(Note: this article first appeared in Industry Week.)

recent article by Sam Walker in the Wall Street Journal argues that better managers are the key to delivering better results.

Walker cites research by Gallup showing that the quality of middle managers determines 70% of the variance between high-performing and low-performing companies. Because managers can instill (or at least heighten) a sense of purpose and meaning in employees’ work, they drive the critical measure of employee engagement, which Gallup defines as a belief among employees that they’re doing meaningful work in a climate that supports personal growth. And that in turn leads to lower turnover, higher productivity and better profits.

This isn’t really an earth-shattering insight (even if the high level of correlation is eye-opening). We’ve all heard the maxim that workers don’t leave companies; they leave their managers. So this makes sense.

Now, it’s not always easy to connect an organization’s product or service to something “meaningful.” Not everyone works in an organization singularly focused on eradicating river blindness or rescuing otters. It’s a lot harder to talk about meaning when you work in a quarry or a factory making low-density polyethylene squeeze bottles for ketchup. And there are plenty of days when the work you’re doing—no matter where you're employed—isn’t going to feel particularly meaningful (notwithstanding the apocryphal story about JFK and the janitor at NASA who proudly explained that he was helping put a man on the moon).

But what’s most dangerous in Walker’s prescription is that companies simply need to hire (or train) better managers, and everything will be right with the world. He places the burden for increasing engagement on the individual manager.

That seems risky to me. There’s so much variability in people and environments that a “good” manager in one situation might not be a good manager in another.

What if instead we created mechanisms to increase employee engagement? What if we set up policies and processes so that it’s easy for people to grow in their jobs?

That’s the beauty of focusing on improvement. Every job does provide an opportunity to grow. Challenging people to improve the process by which they do their jobs harnesses their creativity and their innate desire to succeed, leading to higher engagement.

Unfortunately, too many organizations pay lip service to the notion of improvement without creating mechanisms to make it happen. They won’t spend the money to give workers enough training: A woman I know in the OpEx department of a $30 billion company needed three weeks to get approval for the $900 to attend a recent conference. Or they rely on suggestion boxes (“Where good ideas go to die”) rather than openly posted improvement boards. Or they don’t provide workers with the slack time they need to do improvement work—workers are paid for a 40-hour week, and it requires the papal seal of approval to get overtime pay for improvement work.

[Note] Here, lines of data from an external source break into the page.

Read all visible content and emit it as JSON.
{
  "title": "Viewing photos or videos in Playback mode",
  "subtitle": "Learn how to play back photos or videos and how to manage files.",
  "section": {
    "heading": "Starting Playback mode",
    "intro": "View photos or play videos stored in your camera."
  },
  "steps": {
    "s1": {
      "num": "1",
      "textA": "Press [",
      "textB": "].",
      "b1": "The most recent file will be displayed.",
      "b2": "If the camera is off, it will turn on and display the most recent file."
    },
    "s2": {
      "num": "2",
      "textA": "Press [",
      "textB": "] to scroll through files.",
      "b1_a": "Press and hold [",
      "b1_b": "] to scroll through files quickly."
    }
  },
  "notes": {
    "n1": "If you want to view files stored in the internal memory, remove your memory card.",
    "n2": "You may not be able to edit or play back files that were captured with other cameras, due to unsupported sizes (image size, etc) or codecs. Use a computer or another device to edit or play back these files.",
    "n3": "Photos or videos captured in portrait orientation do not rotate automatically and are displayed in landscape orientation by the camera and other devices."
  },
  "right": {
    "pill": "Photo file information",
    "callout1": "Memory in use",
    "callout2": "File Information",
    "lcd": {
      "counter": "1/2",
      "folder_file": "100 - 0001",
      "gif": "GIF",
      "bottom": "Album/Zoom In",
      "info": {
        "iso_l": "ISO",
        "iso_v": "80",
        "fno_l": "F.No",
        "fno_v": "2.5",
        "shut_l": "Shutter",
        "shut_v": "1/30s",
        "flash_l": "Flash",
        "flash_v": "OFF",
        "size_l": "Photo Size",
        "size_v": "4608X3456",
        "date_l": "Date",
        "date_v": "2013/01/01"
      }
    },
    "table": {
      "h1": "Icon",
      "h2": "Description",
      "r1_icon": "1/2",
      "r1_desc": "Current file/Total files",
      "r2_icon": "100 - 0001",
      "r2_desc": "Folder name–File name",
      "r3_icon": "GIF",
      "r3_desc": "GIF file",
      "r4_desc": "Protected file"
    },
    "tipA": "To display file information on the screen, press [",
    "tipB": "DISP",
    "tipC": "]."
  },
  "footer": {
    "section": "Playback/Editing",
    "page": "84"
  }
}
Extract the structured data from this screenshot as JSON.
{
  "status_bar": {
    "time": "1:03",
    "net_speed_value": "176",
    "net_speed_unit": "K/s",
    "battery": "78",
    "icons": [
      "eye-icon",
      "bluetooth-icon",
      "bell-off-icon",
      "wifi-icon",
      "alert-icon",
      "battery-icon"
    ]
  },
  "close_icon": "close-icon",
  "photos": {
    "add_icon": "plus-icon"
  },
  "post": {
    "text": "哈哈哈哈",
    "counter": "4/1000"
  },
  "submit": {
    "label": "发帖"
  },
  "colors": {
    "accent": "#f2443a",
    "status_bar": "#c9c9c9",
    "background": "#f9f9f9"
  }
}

Cambridge Engineering in St. Louis is an example of a company that has created these mechanisms. Workers get training in lean and problem solving, of course, but even more importantly, they have 30 minutes every day to do “lean and clean”—work on improvement projects, or just clean/maintain/5S their areas. During their busy season, the company unquestioningly pays overtime to ensure that everyone has the ability to do their half hour of daily improvement.

Of course, these mechanisms don’t guarantee a high level of employee engagement. But they reduce the reliance on the talents of individual managers and increase the likelihood that employees will feel their jobs provide them with the opportunity for personal growth.

Toyota says that there are two aspects to every job: doing the work, and improving the work. Instead of relying on individual managers for employee engagement, let’s rely on this second component for higher employee engagement—and higher company profits.